Lula y yo entramos en la cocina y cerramos la puerta tras de nosotras. Era una cocina pequeña y, con Lula a mi lado, la abarrotábamos por completo.

– Tal vez sería mejor que vigilaras desde el salón -dije-. No vaya a ser que alguien entre y nos pille.

– Vigilancia es mi segundo nombre. No se me escapa nadie.

Empecé por la encimera, revolviendo los habituales cacharros de cocina. No había mensajes escritos en el bloc de notas. Revisé un montón de correo. No había nada de interés, aparte de unas toallas muy monas de Martha Stewart que se venden por teléfono. Pegado con papel celo en el frigorífico había un dibujo de una casa hecho con ceras de color rojo y verde. De Annie, supuse. Los platos estaban cuidadosamente apilados en los armarios de encima del fregadero. Los vasos no tenían ni una mancha y estaban alineados en fila de a tres en los estantes. En el frigorífico había cantidad de condimentos, pero ningún alimento perecedero. Ni leche, ni zumo de naranja. Ni fruta, ni verduras frescas.

Saqué algunas conclusiones de aquella cocina. La despensa de Evelyn estaba mejor surtida que la mía. Se marchó precipitadamente, pero tuvo la precaución de tirar la leche. Si era una borracha, se drogaba o estaba chiflada, era una borracha, drogada o chiflada responsable.

No encontré nada de interés en la cocina, así que pasé al salón y al comedor. Abrí cajones y miré debajo de los cojines.

– ¿Sabes adonde iría yo si tuviera que esconderme? -dijo Lula-. Iría a Disney World. ¿Has estado alguna vez en Disney World? Iría allí, sobre todo si tuviera problemas, porque en Disney World todo el mundo es feliz.

– Yo he ido siete veces a Disney World -dijo Kloughn.

Lula y yo dimos un brinco al oír su voz.

– Oye -dijo Lula-, tú tenías que quedarte en el coche.

– Me he cansado de esperar.

Le lancé a Lula una mirada asesina.

– Estaba vigilando -dijo ella-. No sé cómo se me ha colado -Lula se volvió hacia Kloughn-. ¿Cómo has entrado aquí?

– La puerta de la cocina estaba abierta.

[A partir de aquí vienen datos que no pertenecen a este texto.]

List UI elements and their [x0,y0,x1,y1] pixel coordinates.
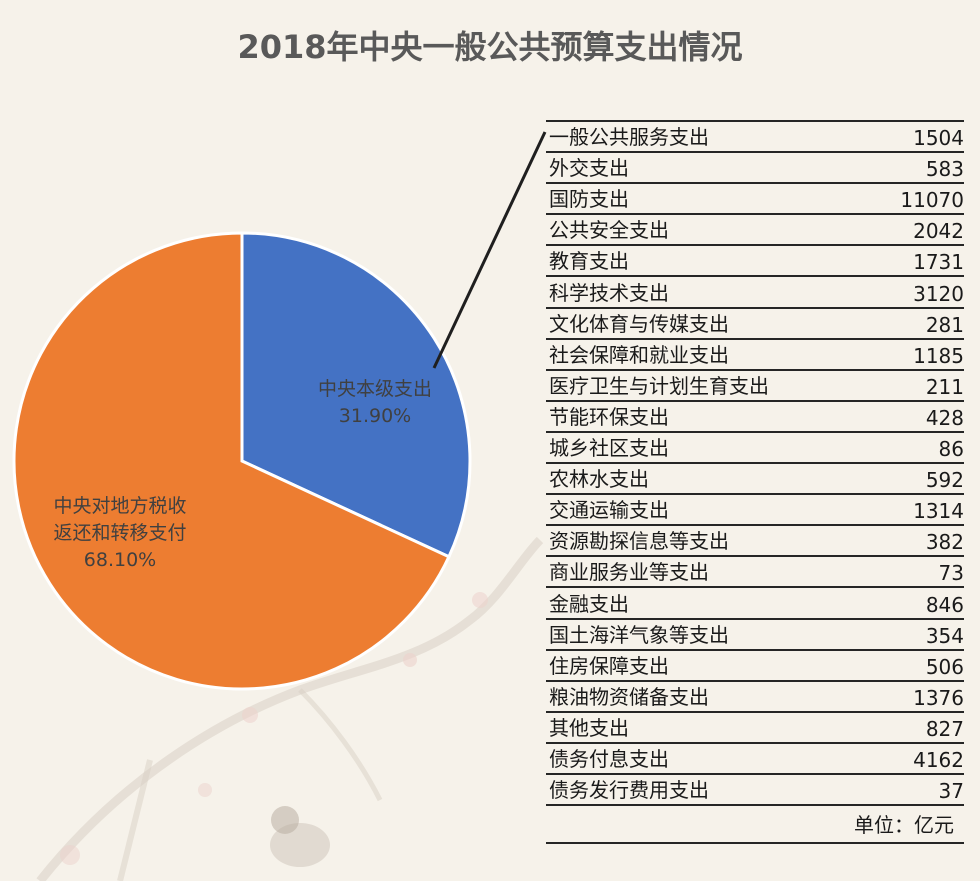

Y la ventana, rota. No la habréis roto vosotras, ¿verdad? Podríais meteros en un buen lío por algo así. Eso se llama allanamiento de morada.

– Nos hemos encontrado la ventana así -dijo Lula-. Por eso nos hemos puesto guantes de goma. No queremos joder las pruebas si han robado algo.

– Bien pensado -dijo Kloughn, con los ojos brillantes y la voz una octava más aguda-. ¿De verdad creéis que han robado algo? ¿Creéis que habrá habido algún herido?

Lula le miró como si nunca hubiera visto a nadie tan simple.

– Voy a investigar en el piso de arriba -dije-. Vosotros dos quedaos aquí y no toquéis nada.

– ¿Qué vas a buscar en el piso de arriba? -quiso saber Kloughn, siguiéndome por las escaleras-. Apuesto a que vas a buscar alguna pista que te lleve hasta Evelyn y Annie. ¿Sabes dónde miraría yo? Miraría…

Me giré en redondo, casi haciéndole perder el equilibrio.

–  ¡Abajo! -dije, señalando con un brazo rígido y gritándole a un milímetro de su nariz-. Siéntate en el sofá y no te levantes hasta que yo te lo diga.